A pretrial assessment algorithm incorporated into one of Gov. Bill Lee’s criminal justice bills is being questioned because it injects “structural racism and institutional inequity” into the court system, according to critics.
House Bill 784 sponsored by House Majority Leader William Lamberth requires judges and magistrates to use an evidence-based pretrial risk assessment to determine whether a defendant should be held in jail before court or bail should be set to ensure a defendant returns for court appearances. Senate Majority Leader Jack Johnson, a Franklin Republican, is sponsoring SB767.
House Minority Chairman Vincent Dixie, a bail bondsman by trade, says it’s “not fair” to use such a formula to determine whether someone should be kept jail or released on bail before court and considers the algorithm to be “racist” because it targets people based on where they live and their family history.
The odds are people raised in the North Nashville area with a 37208 ZIP code won’t fare well on this formula, Dixie says.
“The algorithm is inherently biased. They ask questions such as what’s your ZIP code? What’s your level of education? What’s your parents’ level of education? Are your parents married? Are you from a single-parent home?” says Dixie, a Nashville Democrat.
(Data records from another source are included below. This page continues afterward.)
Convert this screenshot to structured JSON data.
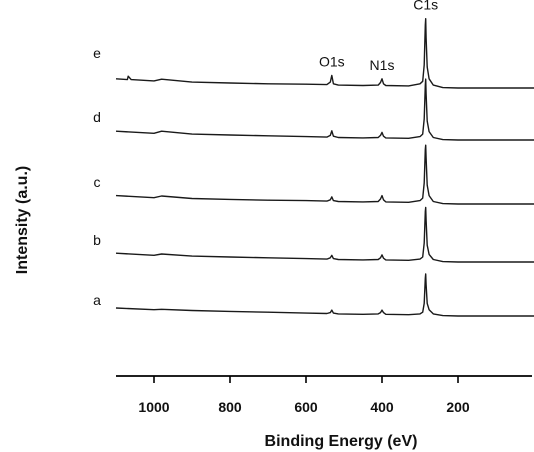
{
  "chart_data": {
    "type": "line",
    "title": "",
    "xlabel": "Binding Energy (eV)",
    "ylabel": "Intensity (a.u.)",
    "xlim": [
      1100,
      0
    ],
    "x_reversed": true,
    "x_ticks": [
      1000,
      800,
      600,
      400,
      200
    ],
    "x_tick_labels": [
      "1000",
      "800",
      "600",
      "400",
      "200"
    ],
    "grid": false,
    "legend": "none",
    "peak_labels": [
      {
        "text": "O1s",
        "x": 532
      },
      {
        "text": "N1s",
        "x": 400
      },
      {
        "text": "C1s",
        "x": 285
      }
    ],
    "series": [
      {
        "name": "a",
        "x": [
          1100,
          1000,
          980,
          900,
          800,
          700,
          600,
          545,
          536,
          532,
          528,
          515,
          450,
          410,
          404,
          400,
          396,
          390,
          330,
          300,
          293,
          289,
          286,
          285,
          284,
          281,
          276,
          265,
          240,
          200,
          150,
          100,
          50,
          0
        ],
        "values": [
          0.19,
          0.15,
          0.16,
          0.13,
          0.11,
          0.09,
          0.07,
          0.06,
          0.08,
          0.14,
          0.07,
          0.05,
          0.04,
          0.05,
          0.08,
          0.14,
          0.08,
          0.04,
          0.03,
          0.05,
          0.09,
          0.3,
          0.9,
          1.0,
          0.75,
          0.3,
          0.15,
          0.05,
          0.01,
          0.0,
          0.0,
          0.0,
          0.0,
          0.0
        ]
      },
      {
        "name": "b",
        "x": [
          1100,
          1000,
          980,
          900,
          800,
          700,
          600,
          545,
          536,
          532,
          528,
          515,
          450,
          410,
          404,
          400,
          396,
          390,
          330,
          300,
          293,
          289,
          286,
          285,
          284,
          281,
          276,
          265,
          240,
          200,
          150,
          100,
          50,
          0
        ],
        "values": [
          0.21,
          0.16,
          0.19,
          0.14,
          0.12,
          0.1,
          0.08,
          0.07,
          0.1,
          0.16,
          0.08,
          0.06,
          0.05,
          0.06,
          0.1,
          0.17,
          0.09,
          0.05,
          0.04,
          0.07,
          0.12,
          0.45,
          1.2,
          1.3,
          1.0,
          0.4,
          0.18,
          0.06,
          0.01,
          0.0,
          0.0,
          0.0,
          0.0,
          0.0
        ]
      },
      {
        "name": "c",
        "x": [
          1100,
          1000,
          980,
          900,
          800,
          700,
          600,
          545,
          536,
          532,
          528,
          515,
          450,
          410,
          404,
          400,
          396,
          390,
          330,
          300,
          293,
          289,
          286,
          285,
          284,
          281,
          276,
          265,
          240,
          200,
          150,
          100,
          50,
          0
        ],
        "values": [
          0.2,
          0.15,
          0.19,
          0.13,
          0.11,
          0.09,
          0.08,
          0.07,
          0.1,
          0.17,
          0.08,
          0.06,
          0.05,
          0.06,
          0.12,
          0.2,
          0.1,
          0.05,
          0.04,
          0.08,
          0.14,
          0.5,
          1.3,
          1.4,
          1.1,
          0.45,
          0.2,
          0.06,
          0.01,
          0.0,
          0.0,
          0.0,
          0.0,
          0.0
        ]
      },
      {
        "name": "d",
        "x": [
          1100,
          1000,
          980,
          900,
          800,
          700,
          600,
          545,
          536,
          532,
          528,
          515,
          450,
          410,
          404,
          400,
          396,
          390,
          330,
          300,
          293,
          289,
          286,
          285,
          284,
          281,
          276,
          265,
          240,
          200,
          150,
          100,
          50,
          0
        ],
        "values": [
          0.21,
          0.16,
          0.21,
          0.14,
          0.12,
          0.1,
          0.08,
          0.07,
          0.11,
          0.22,
          0.09,
          0.06,
          0.05,
          0.06,
          0.11,
          0.18,
          0.09,
          0.05,
          0.04,
          0.08,
          0.14,
          0.5,
          1.3,
          1.45,
          1.1,
          0.45,
          0.2,
          0.06,
          0.01,
          0.0,
          0.0,
          0.0,
          0.0,
          0.0
        ]
      },
      {
        "name": "e",
        "x": [
          1100,
          1070,
          1068,
          1060,
          1000,
          980,
          900,
          800,
          700,
          600,
          545,
          536,
          532,
          528,
          515,
          450,
          410,
          404,
          400,
          396,
          390,
          330,
          300,
          293,
          289,
          286,
          285,
          284,
          281,
          276,
          265,
          240,
          200,
          150,
          100,
          50,
          0
        ],
        "values": [
          0.22,
          0.2,
          0.28,
          0.2,
          0.17,
          0.21,
          0.14,
          0.12,
          0.1,
          0.09,
          0.08,
          0.14,
          0.3,
          0.1,
          0.07,
          0.06,
          0.07,
          0.13,
          0.22,
          0.1,
          0.06,
          0.05,
          0.1,
          0.16,
          0.55,
          1.5,
          1.65,
          1.2,
          0.5,
          0.22,
          0.07,
          0.01,
          0.0,
          0.0,
          0.0,
          0.0,
          0.0
        ]
      }
    ]
  }
}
Using answers from those types of questions, the algorithm spits out a response for a defendant’s pretrial risk assessment. That type of formula takes away a judge’s discretion to decide the fate of a defendant rather than knowledge of the person, such as whether he or she stayed drug-free for 11 months but slipped up.
If the state depends completely on such a formula, the judge wouldn’t be able to give the defendant an opportunity to pass a drug test and make bail, Dixie says.
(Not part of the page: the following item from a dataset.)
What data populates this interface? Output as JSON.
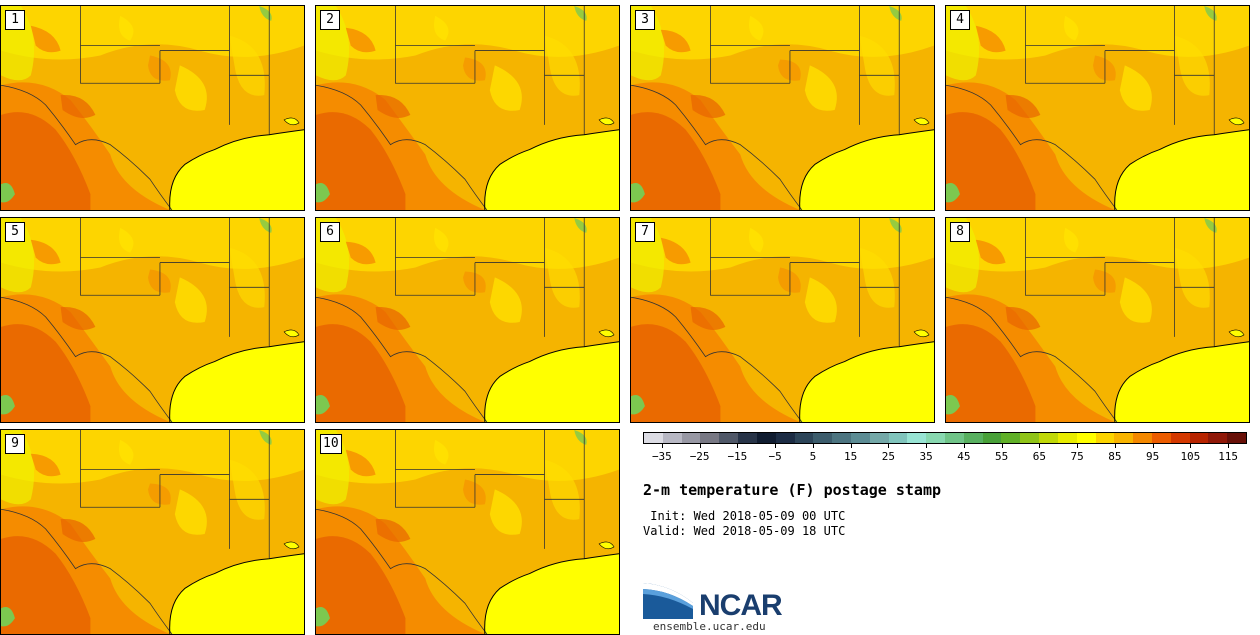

“That algorithm’s been troubled since the beginning. Even the originators of it, going back six years in the state of Pennsylvania, said it’s no good,” Dixie says.
Dixie speculated that Gov. Bill Lee doesn’t understand how the formula affects people.
Asked about the legislation and whether it could negatively affect people of color, Gov. Lee said last week, changes are constantly being made to his legislation. He couldn’t speak to the legislation’s details and said his office wouldn’t know what they look like until they get through the Legislature’s committee system.
Under the legislation, a magistrate also may consider the defendant’s length of residence in the community, employment status, criminal record, including previous releases on recognizance or bail and whether the person was already out on bail when charged with the offense, nature of the offense, substance use or mental health issues and any other factors indicating ties to the community or bearing on the risk of the defendant’s willful failure to appear in court.
Those give judges and magistrates some discretion in pretrial assessments, making the bill a little easier to stomach for those working in the criminal justice system.
Still, Baltimore, Maryland-based Pretrial Justice Institute, a group dedicated to safe and fair pretrial justice, released a paper in the 2020 reversing course, saying these types of pretrial risk assessment tools are “no longer” a part of its solution for “building equitable pretrial justice systems.”
“Regardless of their science, brand or age, these tools are derived from data reflecting structural racism and institutional inequity that impact our court and law enforcement policies and practices. Use of that data then deepens the inequity,” the institute wrote.
The institute says it previously believed using a “transparent and consistent” research-based tool could reduce jail populations and racial disparities and keep communities safer. It also believed coupling that with the end to money bonds would cut pretrial jail populations.
Despite concerns raised by civil rights groups, researchers and those affected, the institute struck with its argument for several years, saying it wanted to fight the status quo. But, it acknowledged in the 2020 paper, “We made a mistake – we did not have the right people at the table when we were designing our roadmap to decarceration, particularly individuals directly impacted by the system.”
The institute admits it was “wrong” for using risk tools as part of its “smart” pretrial justice framework.
The institute contends it has “consistently” opposed pretrial risk assessment tools for detention decisions but is now expanding that opposition to setting restrictions on pretrial liberty, such as reporting visits, electronic monitoring, curfews and drug testing. The group also remains opposed to the use of secured financial bonds that enable some “to buy their freedom” while others are jailed.
The legislation is to be considered Tuesday in finance committees of the House and Senate. Lamberth, a Portland Republican, noted much of the bill is already included in state law.
“The main difference is they’re saying you have to use a risk assessment tool, but it doesn’t specify which one. So we’re not actually requiring any one specific tool, but what we are saying is every single judicial commissioner that’s setting a bond should look at all those factors and take in a risk assessment to the community as part of setting bonds,” Lamberth said.
Either a citation or release on recognizance should be considered at the outset, followed by risk assessment and other factors that go into consideration for setting a bond, he added.
Lamberth pointed out the state wants to encourage use of pretrial supervision and pretrial release as well as electronic monitors and bond supervision, all of which would enable someone to avoid posting a cash bond while still facing some restrictions.
“Nothing in this bill changes that, but we do encourage, in fact we require a risk assessment as well as the rest of those factors to keep the community safe,” he said.